In early 1971, Ann told Barry, then age nine, that he would be returning to Hawaii. He would live with his grandparents in Honolulu and attend Punahou Academy, a respected prep school within walking distance of the Dunhams' apartment. His application had been considered, Obama says, only through the intervention of an alumnus who was Stanley's boss. “It was time for me to attend an American school, she had said,” he writes. “I'd run through all the lessons of my correspondence course. She said that she and Maya would be joining me in Hawaii very soon—a year, tops—and that she'd try to make it there for Christmas.” Madelyn's brother Charles Payne told me he suspected that Madelyn played a part in the decision. “Madelyn always had a great concern about Barack getting a good education,” he said. “I think that was her defense against his racial mixture—that education was the solution to whatever problems that would bring.”
Ann, too, may have doubted the wisdom of her decision to take Barry to Indonesia at the moment she did.

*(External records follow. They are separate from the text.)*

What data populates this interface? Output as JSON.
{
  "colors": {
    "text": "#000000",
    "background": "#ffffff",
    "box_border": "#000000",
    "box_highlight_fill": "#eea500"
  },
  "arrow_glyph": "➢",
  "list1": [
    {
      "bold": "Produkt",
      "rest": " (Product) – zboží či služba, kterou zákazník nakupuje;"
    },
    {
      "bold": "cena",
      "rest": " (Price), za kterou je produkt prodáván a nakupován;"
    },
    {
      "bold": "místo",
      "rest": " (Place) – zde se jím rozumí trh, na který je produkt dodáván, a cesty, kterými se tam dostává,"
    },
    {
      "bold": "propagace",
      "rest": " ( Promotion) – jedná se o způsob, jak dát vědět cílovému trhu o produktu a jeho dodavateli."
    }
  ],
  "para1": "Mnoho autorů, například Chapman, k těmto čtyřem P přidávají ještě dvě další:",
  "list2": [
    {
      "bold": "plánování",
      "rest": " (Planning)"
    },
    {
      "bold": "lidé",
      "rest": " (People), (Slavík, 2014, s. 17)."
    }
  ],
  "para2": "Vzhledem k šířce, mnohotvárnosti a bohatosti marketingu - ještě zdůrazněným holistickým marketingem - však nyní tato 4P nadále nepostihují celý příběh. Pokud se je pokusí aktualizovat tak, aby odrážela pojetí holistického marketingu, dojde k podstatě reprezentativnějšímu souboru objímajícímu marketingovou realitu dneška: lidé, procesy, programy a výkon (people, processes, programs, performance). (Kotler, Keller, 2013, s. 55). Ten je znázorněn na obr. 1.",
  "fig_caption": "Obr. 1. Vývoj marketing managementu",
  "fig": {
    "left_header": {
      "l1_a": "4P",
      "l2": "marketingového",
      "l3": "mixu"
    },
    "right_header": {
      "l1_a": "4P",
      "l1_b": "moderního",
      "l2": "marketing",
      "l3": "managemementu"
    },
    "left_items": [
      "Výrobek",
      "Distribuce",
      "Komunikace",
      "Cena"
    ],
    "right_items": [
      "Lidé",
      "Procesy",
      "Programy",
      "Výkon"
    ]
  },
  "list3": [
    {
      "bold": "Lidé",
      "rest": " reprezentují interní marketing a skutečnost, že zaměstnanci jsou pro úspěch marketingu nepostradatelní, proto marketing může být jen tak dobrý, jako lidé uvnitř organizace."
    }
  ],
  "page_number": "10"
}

Yang Suwan, her Indonesian friend, remembered Ann once saying as much: “She said if she had known before, she wouldn't have come and brought Barack.” And in
The Audacity of Hope
, Obama writes, “In later years my mother would insist that had she known what had transpired in the preceding months, we never would have made the trip.”
Now she was dispatching him, alone, on a trip halfway around the globe. As he later described his send-off in
Dreams from My Father
, an Indonesian copilot who was a friend of Ann's escorted him to the plane “as she and Lolo and my new sister, Maya, stood by at the gate.”
Ann's decision to marry Lolo had required that she uproot Barry, at age six, and transplant him to Jakarta. Now she was uprooting him again, at barely ten, and sending him back. She would follow him to Hawaii only to leave him again, less than three years later. When we spoke, Obama recalled those serial displacements. He was less aware at that time, he said, of the toll they took than he would become many years later.
“I think that was harder on a ten-year-old boy than he'd care to admit at the time,” Obama said, folded into a chair in the Oval Office and speaking about his mother with a mix of affection and critical distance. “When we were separated again during high school, at that point I was old enough to say, ‘This is my choice, my decision.' But being a parent now and looking back at that, I could see—you know what?—that would be hard on a kid.”